TNK-BP, for instance, has over 60,000 employees assembled from over 600 smaller companies. Infrastructure problems in all companies are significant, with oil spills, leaks from pipelines, aging refineries, stranded accumulations and centralization of control of pipelines in state hands causing a focus on development and not exploration. Companies continue to consolidate into large groups and the state has clearly stated its desire to regain a strong control of its resources. Today, the state-run behemoths of Rosneft and Gazprom have signifcant resources and political clout. Gazprom alone controls 17% of the world’s proven gas resources.

Gas in W. Siberian basinFigure 5. Over 270 TCF of gas alone is stranded in known discoveries in the West Siberian basin. Hundreds of smaller pools still await development or access to pipelines. Circle size varies by recoverable MMBOE.

Anyone trying to work here successfully needs to learn one simple rule: respect your Russian peers. Despite what today are considered historically outdated exploration techniques, the simple fact remains that the Russian oil industry succeeded without help from the west. One of the ironies all technical people face is that past success using old methods will often lead to a sense of complacency. Older Russian oil-finders in all companies, and particularly within the University system, have been incredibly successful finding oil. Westerner’s who ignore this do so at their peril, for the prevailing attitude is “I have found more oil and gas than you so why are you telling me to do it differently?” Or, as another friend of mine pointed out “they were asked to find oil and they did. They just weren’t asked to find it economically”.

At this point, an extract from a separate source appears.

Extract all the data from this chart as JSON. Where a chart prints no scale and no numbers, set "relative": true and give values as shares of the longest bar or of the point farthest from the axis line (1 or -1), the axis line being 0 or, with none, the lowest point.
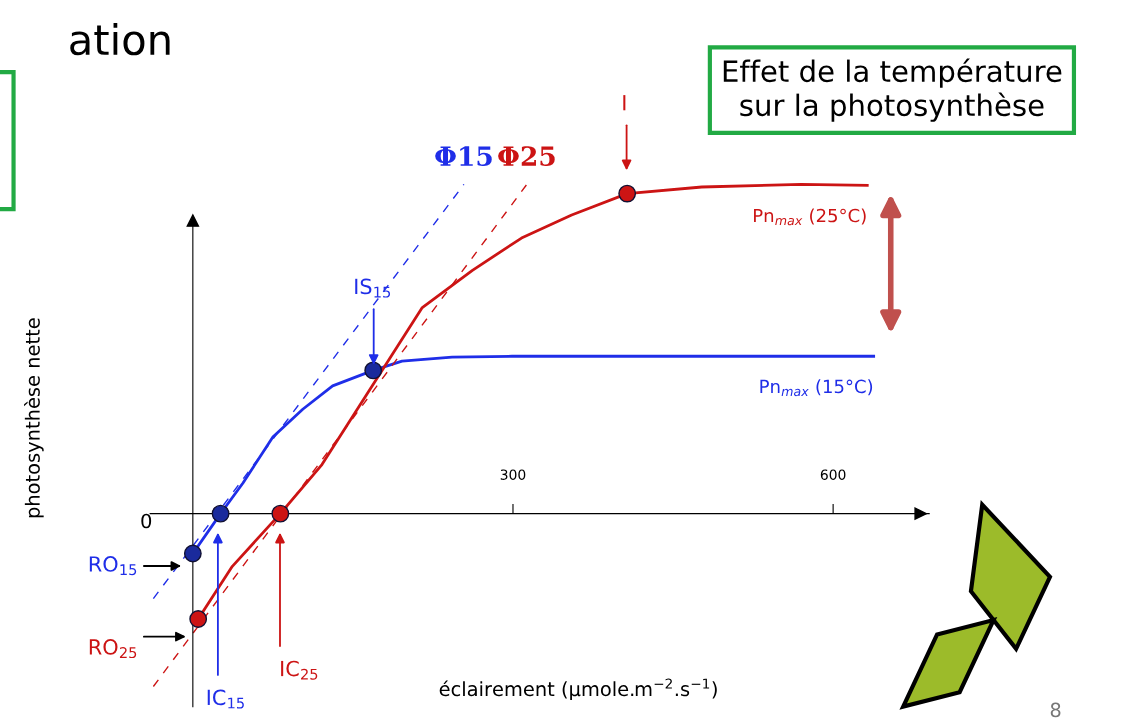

Most of the expatriates I know in Russia who have failed and returned home disgruntled with the difficult work environment simply forgot to pay homage to the past, point out the future is more difficult and that today, making money is just as important as finding accumulations.

Production by companyFigure 6. Production by company. Over 150 small companies remain with production under 10,000 BOPD. Bringing stranded fields online and improving production in existing fields has largely consumed the Russian oil industry in the last decade.